While the numbers aren’t in yet for the largest supply chain cybersecurity attacks in 2024, a report by Data Theorem showed that 91% of organizations experienced a software supply chain attack last year.
Here are the top five attacks of 2023, according to Cisco.
1. Okta (October 2023):
Okta, a leading provider of identity and authentication management services, disclosed a significant breach where threat actors gained unauthorized access to private customer data through its support management system. Despite security alerts, the breach went undetected for weeks, highlighting the vulnerability of widely used services like Okta to third-party supply chain risks.
2. JetBrains (September/October 2023):
In a concerning development, the SolarWinds hackers exploited a critical vulnerability in JetBrains TeamCity servers, potentially enabling remote code execution and administrative control. This incident underscores the severity of supply chain attacks, as even trusted tools like JetBrains can be compromised, posing significant risks to organizations relying on their software.
3. MOVEit (June 2023):
The MOVEit Transfer tool, renowned for securely transferring sensitive files, was targeted in a supply chain attack affecting over 620 organizations, including major entities like BBC and British Airways. Linked to the ransomware group Cl0p, this attack underscores the urgency of promptly patching vulnerabilities and securing web-facing applications to mitigate supply chain risks effectively.
4. 3CX (March 2023):
The desktop apps of 3CX, a widely-used communications software provider, fell victim to a supply chain attack, enabling attackers to execute malicious activities within victims' environments. The fact that the attack was signed with valid 3CX certificates suggests a compromised build environment, highlighting the importance of stringent security measures in software supply chains.

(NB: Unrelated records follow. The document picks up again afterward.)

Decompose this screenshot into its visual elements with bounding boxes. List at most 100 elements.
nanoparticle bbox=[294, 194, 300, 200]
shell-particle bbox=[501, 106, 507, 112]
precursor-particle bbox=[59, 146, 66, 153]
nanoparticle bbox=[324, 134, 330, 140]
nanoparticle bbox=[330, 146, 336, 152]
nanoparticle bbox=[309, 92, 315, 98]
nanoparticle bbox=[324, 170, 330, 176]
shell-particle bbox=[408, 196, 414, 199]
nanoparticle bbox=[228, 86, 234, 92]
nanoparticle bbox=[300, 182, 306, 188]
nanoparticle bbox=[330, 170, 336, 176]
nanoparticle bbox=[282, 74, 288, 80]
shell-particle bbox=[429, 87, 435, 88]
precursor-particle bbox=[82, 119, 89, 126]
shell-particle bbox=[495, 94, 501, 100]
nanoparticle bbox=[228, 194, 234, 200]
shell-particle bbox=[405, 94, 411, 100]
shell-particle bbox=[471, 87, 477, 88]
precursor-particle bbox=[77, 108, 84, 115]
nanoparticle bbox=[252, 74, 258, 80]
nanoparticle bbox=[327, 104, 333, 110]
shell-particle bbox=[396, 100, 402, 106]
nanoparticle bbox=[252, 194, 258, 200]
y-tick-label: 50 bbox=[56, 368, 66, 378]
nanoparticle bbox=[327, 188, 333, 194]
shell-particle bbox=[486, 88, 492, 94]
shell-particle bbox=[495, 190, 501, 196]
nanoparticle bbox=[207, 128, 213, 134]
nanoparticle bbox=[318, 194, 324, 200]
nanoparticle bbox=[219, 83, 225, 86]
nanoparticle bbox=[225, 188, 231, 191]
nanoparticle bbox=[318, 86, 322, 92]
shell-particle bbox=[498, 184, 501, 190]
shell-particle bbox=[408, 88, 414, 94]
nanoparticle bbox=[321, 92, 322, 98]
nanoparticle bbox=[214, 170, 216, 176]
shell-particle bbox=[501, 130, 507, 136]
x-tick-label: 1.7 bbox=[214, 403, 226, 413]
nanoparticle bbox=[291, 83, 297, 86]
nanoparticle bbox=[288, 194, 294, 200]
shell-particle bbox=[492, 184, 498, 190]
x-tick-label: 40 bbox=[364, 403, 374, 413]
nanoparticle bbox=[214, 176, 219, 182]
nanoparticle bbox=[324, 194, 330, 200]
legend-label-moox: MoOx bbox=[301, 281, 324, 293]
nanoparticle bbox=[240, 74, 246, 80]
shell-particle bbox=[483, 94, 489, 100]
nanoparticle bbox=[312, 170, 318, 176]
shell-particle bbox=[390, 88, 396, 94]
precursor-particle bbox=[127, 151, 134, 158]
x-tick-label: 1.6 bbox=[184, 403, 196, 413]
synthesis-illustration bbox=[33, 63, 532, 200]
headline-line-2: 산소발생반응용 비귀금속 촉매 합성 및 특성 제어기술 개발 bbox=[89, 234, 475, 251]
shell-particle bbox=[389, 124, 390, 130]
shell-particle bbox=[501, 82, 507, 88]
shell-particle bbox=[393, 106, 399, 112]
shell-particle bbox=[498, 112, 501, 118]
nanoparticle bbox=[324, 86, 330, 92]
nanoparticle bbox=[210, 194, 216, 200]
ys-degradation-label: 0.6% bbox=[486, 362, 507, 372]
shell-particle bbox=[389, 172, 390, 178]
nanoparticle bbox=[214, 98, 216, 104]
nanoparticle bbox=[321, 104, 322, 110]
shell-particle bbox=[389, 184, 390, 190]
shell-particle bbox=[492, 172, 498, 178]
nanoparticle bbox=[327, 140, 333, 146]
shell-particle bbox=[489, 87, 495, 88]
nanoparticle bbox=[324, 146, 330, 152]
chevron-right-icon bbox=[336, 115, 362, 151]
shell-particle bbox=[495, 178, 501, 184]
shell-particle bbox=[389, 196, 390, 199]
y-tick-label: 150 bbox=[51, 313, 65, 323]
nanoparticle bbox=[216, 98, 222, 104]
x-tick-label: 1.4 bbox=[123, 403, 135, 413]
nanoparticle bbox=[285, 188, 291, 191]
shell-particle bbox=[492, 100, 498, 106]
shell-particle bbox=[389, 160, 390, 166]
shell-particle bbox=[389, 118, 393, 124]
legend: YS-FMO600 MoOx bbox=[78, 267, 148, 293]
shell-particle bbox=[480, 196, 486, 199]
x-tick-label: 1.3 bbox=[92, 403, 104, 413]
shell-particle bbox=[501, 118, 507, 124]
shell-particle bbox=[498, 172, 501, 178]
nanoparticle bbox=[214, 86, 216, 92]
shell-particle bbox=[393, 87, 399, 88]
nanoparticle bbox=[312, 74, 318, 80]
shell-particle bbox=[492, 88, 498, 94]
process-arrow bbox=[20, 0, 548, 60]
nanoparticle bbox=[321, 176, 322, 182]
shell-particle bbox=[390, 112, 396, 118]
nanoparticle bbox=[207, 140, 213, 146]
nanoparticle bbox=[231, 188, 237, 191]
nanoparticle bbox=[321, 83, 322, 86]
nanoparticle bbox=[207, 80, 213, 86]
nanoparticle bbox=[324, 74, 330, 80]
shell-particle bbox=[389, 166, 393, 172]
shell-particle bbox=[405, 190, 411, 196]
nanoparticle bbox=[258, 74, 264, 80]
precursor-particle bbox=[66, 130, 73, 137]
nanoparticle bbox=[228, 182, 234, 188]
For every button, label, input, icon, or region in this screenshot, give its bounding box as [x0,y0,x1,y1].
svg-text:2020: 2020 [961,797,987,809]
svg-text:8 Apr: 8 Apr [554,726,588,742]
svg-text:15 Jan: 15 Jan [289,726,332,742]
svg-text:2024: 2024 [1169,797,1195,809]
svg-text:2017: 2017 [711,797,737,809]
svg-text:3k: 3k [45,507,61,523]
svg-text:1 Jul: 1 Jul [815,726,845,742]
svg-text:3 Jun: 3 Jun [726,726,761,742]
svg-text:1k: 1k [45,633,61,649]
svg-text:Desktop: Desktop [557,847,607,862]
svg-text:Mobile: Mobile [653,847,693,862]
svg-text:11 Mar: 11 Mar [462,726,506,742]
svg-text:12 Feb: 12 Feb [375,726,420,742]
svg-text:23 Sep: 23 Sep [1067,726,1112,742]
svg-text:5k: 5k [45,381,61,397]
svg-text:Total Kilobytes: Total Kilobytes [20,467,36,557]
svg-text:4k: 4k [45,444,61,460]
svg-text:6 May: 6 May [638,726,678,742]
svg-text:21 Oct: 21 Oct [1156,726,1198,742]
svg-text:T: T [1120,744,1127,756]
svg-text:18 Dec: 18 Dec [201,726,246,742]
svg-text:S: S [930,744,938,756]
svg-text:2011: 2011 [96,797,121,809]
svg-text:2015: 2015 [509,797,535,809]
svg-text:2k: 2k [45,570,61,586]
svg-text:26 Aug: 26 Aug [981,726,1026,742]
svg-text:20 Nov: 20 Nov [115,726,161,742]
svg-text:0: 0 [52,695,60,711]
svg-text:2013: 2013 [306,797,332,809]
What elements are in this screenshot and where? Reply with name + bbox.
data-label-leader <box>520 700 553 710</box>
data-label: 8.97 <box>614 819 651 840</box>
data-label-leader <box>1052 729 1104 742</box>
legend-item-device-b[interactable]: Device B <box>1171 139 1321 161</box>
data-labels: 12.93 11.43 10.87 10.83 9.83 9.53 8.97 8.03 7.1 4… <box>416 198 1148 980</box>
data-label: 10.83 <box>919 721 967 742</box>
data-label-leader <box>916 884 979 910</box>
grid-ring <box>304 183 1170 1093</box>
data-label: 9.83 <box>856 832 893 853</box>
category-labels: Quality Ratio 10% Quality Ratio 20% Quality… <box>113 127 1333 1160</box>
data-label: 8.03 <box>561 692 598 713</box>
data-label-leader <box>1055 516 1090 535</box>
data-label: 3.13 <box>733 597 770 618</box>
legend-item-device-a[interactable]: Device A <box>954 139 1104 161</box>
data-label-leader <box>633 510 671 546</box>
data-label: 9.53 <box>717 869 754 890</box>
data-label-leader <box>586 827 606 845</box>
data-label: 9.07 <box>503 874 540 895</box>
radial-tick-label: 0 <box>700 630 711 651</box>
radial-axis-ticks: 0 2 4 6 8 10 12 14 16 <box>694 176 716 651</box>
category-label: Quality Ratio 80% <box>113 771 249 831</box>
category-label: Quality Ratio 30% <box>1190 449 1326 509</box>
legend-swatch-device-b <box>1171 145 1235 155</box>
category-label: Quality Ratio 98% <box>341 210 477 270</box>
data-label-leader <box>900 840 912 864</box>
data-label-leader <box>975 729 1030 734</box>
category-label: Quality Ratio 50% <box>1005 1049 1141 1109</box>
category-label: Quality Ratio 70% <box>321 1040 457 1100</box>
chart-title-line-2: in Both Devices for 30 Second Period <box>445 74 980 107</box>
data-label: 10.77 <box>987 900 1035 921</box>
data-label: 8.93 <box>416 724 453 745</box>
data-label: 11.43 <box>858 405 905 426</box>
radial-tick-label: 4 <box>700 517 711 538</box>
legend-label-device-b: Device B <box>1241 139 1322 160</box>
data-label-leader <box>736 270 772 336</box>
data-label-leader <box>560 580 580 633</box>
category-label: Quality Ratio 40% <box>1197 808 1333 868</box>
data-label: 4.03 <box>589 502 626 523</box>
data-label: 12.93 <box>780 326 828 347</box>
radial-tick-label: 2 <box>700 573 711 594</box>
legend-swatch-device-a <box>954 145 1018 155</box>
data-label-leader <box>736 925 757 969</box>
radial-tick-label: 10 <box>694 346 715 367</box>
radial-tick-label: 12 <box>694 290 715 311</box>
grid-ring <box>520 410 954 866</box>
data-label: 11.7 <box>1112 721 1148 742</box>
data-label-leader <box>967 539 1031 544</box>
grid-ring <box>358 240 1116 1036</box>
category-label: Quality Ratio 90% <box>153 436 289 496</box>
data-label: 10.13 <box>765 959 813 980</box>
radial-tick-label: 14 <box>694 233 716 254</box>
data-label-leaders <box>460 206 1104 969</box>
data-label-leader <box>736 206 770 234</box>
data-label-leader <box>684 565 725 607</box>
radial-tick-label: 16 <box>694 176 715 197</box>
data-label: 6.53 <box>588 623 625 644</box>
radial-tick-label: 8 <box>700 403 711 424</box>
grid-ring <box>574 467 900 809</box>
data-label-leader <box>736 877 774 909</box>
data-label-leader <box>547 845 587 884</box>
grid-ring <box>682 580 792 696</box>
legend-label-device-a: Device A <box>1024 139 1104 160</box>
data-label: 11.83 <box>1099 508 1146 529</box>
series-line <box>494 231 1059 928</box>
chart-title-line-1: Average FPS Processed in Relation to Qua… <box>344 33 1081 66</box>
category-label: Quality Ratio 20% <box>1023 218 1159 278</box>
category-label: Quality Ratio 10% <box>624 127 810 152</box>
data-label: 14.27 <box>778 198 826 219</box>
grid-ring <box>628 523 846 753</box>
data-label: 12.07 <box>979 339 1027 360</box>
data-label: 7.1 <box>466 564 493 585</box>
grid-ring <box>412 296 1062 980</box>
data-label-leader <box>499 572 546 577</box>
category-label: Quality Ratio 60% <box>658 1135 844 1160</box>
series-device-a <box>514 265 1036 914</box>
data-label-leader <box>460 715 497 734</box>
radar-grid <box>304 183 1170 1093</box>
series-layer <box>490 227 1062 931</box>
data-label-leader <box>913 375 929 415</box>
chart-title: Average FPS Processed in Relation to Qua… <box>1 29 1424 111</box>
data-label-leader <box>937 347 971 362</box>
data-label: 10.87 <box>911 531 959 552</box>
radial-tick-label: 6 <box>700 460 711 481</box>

5. Applied Materials (Feb 2023):
A cyber-attack targeting a business partner of semiconductor giant Applied Materials disrupted shipments, potentially resulting in losses of up to $250 million. This incident underscores the far-reaching consequences of supply chain attacks, impacting critical industries and causing significant financial harm.
To help companies address this growing issue, the National Institute of Standards and Technology issued a best practices paper. The agency notes that “cyber supply chain risks touch sourcing, vendor management, supply chain continuity and quality, transportation security and many other functions across the enterprise."
What follows is an excerpt from the NIST report:
Cyber Supply Chain Security Principles
1. Develop your defenses based on the principle that your systems will be breached. When one starts from the premise that a breach is inevitable, it changes the decision matrix on next steps. The question becomes not just how to prevent a breach, but how to mitigate an attacker’s ability to exploit the information they have accessed and how to recover from the breach.
2. Cybersecurity is never just a technology problem, it’s a people, processes and knowledge problem. Breaches tend to be less about a technology failure and more about human error. IT security systems won’t secure critical information and intellectual property unless employees throughout the supply chain use secure cybersecurity practices.
3. Security is security. There should be no gap between physical and cybersecurity. Sometimes the bad guys exploit lapses in physical security in order to launch a cyber attack. By the same token, an attacker looking for ways into a physical location might exploit cyber vulnerabilities to get access.
Key Cyber Supply Chain Risks
Cyber supply chain risks covers a lot of territory. Some of the concerns include risks from:
• Third-party service providers or vendors – from janitorial services to software engineering -- with physical or virtual access to information systems, software code, or IP.
• Poor information security practices by lower-tier suppliers.
• Compromised software or hardware purchased from suppliers.
• Software security vulnerabilities in supply chain management or supplier systems.
• Counterfeit hardware or hardware with embedded malware.
• Third-party data storage or data aggregators.